For more information about ConnectHome please email: connecthome@rockfordha.org

The Digital Divide

Since 1994, the National Center for Education Statistics (NCES) has documented the large increase in access to computers and the Internet in the nation’s public elementary and secondary schools (U. S. Department of Education). Suggesting that digital education is not just the future but it is the present. The biggest problem facing the current educational realm is the lack of internet access at home. According to the Pew Research Center, families that make less than $25,000 a year have significantly fewer internet users than those making $25,000 or more a year. This becomes more of an issue as children who have access to the Web and digital technology at school come home and are not able to complete their homework or other assignments.

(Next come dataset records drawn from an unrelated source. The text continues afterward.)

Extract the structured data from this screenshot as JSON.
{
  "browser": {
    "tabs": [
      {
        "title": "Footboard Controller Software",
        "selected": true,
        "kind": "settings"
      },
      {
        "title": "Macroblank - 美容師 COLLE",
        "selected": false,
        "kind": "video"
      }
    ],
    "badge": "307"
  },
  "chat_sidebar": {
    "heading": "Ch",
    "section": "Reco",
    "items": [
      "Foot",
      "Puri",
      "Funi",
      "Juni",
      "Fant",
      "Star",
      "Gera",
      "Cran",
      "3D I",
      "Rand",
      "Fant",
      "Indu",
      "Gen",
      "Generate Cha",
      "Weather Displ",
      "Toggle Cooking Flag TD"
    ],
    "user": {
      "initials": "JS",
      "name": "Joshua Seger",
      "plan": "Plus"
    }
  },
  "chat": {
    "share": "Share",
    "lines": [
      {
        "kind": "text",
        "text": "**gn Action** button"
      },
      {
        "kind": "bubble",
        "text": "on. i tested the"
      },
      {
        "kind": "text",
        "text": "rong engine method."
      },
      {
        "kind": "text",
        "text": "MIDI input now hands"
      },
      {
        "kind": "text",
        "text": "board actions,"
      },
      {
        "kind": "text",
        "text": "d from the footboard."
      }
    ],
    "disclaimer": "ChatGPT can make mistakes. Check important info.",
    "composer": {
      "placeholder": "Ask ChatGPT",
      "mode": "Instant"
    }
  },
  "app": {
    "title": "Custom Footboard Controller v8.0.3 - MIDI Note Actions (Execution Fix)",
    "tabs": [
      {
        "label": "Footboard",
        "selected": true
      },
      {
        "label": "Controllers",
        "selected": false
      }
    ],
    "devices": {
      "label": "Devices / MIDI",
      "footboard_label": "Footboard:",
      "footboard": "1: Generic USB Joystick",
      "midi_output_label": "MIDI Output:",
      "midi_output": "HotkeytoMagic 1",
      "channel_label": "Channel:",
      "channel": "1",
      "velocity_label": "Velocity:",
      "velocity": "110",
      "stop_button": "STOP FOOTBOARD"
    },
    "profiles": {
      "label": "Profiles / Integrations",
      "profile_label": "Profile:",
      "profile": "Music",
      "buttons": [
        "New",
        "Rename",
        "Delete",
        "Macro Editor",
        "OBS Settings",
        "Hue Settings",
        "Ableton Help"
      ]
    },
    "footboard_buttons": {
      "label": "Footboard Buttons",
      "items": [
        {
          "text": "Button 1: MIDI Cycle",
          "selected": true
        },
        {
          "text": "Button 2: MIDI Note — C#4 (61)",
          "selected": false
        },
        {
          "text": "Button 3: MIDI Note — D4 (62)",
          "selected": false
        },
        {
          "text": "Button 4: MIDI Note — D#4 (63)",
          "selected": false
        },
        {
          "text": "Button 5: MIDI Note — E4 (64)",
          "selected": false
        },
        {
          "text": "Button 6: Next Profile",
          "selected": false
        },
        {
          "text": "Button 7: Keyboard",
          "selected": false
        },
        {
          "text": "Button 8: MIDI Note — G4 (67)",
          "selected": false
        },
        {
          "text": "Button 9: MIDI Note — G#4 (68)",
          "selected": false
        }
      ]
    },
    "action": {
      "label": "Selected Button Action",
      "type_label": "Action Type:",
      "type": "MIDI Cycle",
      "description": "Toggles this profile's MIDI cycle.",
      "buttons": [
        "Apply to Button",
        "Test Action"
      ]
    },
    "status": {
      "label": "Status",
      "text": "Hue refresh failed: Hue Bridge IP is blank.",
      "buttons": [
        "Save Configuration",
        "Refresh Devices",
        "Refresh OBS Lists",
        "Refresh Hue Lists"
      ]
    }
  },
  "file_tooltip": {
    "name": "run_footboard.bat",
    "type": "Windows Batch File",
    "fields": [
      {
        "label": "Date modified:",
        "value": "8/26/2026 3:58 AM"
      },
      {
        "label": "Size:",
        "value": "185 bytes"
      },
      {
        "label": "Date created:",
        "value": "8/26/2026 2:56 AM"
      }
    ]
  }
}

According to Advanced Placement and the National Writing Project teachers bring a wide variety of digital tools into the learning process, including mobile phones, tablets, and e-book readers. Their survey reveals the magnitude to which digital utilities are used within the classroom:

  • 73% of AP and NWP teachers say that they and/or their students use their mobile phones in the classroom or to complete assignments
  • 45% report they or their students use e-readers and 43% use tablet computers in the classroom or to complete assignments
  • It is common for these teachers to have students access (79%) and submit (76%) assignments online

Overall, 62% of AP and NWP teachers feel their school does a “good job” supporting teachers’ efforts to bring digital tools into the learning process, and 68% say their school provides formal training in this area.  Still, 85% of these teachers seek out their own opportunities to learn new ways to effectively incorporate these tools into their teaching.